Both CRs look normal to me, and I have not been able to reproduce this issue with my own RHEL8 VM. It's possible that perhaps the resource mappings are wrong in some way, but it looks like the source VM has been deleted so I am unable to check. Ilanit, can you provide a reproducer environment?
We Suspect it might happen only when target VM namespace is NOT default
I can confirm the issue is reproducible when target VM namespace is something other than the default namespace, regardless of using VMIO directly or with MTV. We Only tested in PSI. This VMIO not MTV issue.
I suspect that it comes from the issue with ftruncate. We'll wait for BZ#1913756 to be fixed and try to reproduce.
Note there is no issue when importing from RHV.
This bug occurs on CNV-2.5.3 too. Was tested using a RHEL7 VM import, to a default namespace Vs to a non "default" namespace. The import to the "non default" had the importing VM stating in emergency mode, while for the "default", the imported VM started OK. Therefore, cloning it to 2.5.z.

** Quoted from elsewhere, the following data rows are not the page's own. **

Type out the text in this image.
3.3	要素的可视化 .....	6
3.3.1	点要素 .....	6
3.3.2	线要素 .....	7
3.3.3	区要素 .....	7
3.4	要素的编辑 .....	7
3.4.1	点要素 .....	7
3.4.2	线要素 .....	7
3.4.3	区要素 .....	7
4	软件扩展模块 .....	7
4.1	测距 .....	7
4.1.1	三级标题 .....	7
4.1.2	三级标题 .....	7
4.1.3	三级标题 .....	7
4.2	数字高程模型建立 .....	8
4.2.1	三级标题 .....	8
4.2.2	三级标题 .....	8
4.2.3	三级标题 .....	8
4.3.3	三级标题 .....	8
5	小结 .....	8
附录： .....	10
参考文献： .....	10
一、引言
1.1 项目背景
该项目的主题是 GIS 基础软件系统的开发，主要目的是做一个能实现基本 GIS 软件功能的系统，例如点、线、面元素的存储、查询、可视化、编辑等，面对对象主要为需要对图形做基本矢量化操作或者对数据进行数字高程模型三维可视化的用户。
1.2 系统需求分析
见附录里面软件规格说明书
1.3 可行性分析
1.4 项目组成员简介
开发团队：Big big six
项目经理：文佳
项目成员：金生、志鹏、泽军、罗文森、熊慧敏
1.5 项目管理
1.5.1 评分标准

Does this reproduce with storage classes other than NFS? I've been attempting to reproduce on my local cluster with the default cinder storage class, but it always imports successfully.
We can confirm this doesn't happen with chephs/Filesystem (tested on both PSI & BM)
@Fabien, This bug is marked as Depends on bug 1913756. However, bug 1913756 is verified on CNV-2.6 hco-500, and yet this bug still remained the same on this same version. Can we remove the dependency on bug 1913756? Thanks.
Created attachment 1749095 [details] v2v-virt.log
Ilanit, can we please have the following: pvc yaml (oc get pvc pvc_name -oyaml) data volume yaml (oc get dv dv_name -oyaml) importer pod log (oc logs -f importer_pod_name)
Created attachment 1749114 [details] v2v-virt-full.log
Created attachment 1749116 [details] good-v2v-virt.log
We see file open Permission issue at the end of v2v log for qemu-img " Conversion successful. Committing all overlays to local disks. (0.00/100%) qemu-img: Could not reopen file: Permission denied Commit successful. Cleaning up. "
I think this error comes from our virt-v2v-cdi entrypoint. It fails to commit the virt-v2v overlays to the base disk image, but counts it as successful anyway. This should probably fail the import, because the resulting VM will not have virtio drivers in the initramfs. I'm not sure why there is an NFS permissions issue on non-default namespaces, but that can be a separate bug.
It reminds me of previous errors in Single VM Import. IIRC, the solution was to run the pod in privileged mode. It's possible that the default namespace has a different RBAC. As a short term fix, we could force the pod to run in privileged mode. @istein @amastbau when did this started to happen? The code responsible for this has not changed in the last 3 months, so I would expect it would have been caught earlier.
@marnold the entrypoint code is here: https://github.com/kubevirt/vm-import-operator/blob/master/build/virtv2v/bin/entrypoint. Do you think you can make it more reliable?
At a minimum I can make the script fail when qemu-img fails to commit the overlays, so it will not report a successful import. I am testing changes for this right now. I'm not sure I can do anything about NFS permissions from the entrypoint though.
Fabien, we see it at least from cnv 2.5.2 We did not notice the emergency mode in the regressions run as automation was not looking at it. Enhanced it now. So indeed it can be that this bug introduced some months ago.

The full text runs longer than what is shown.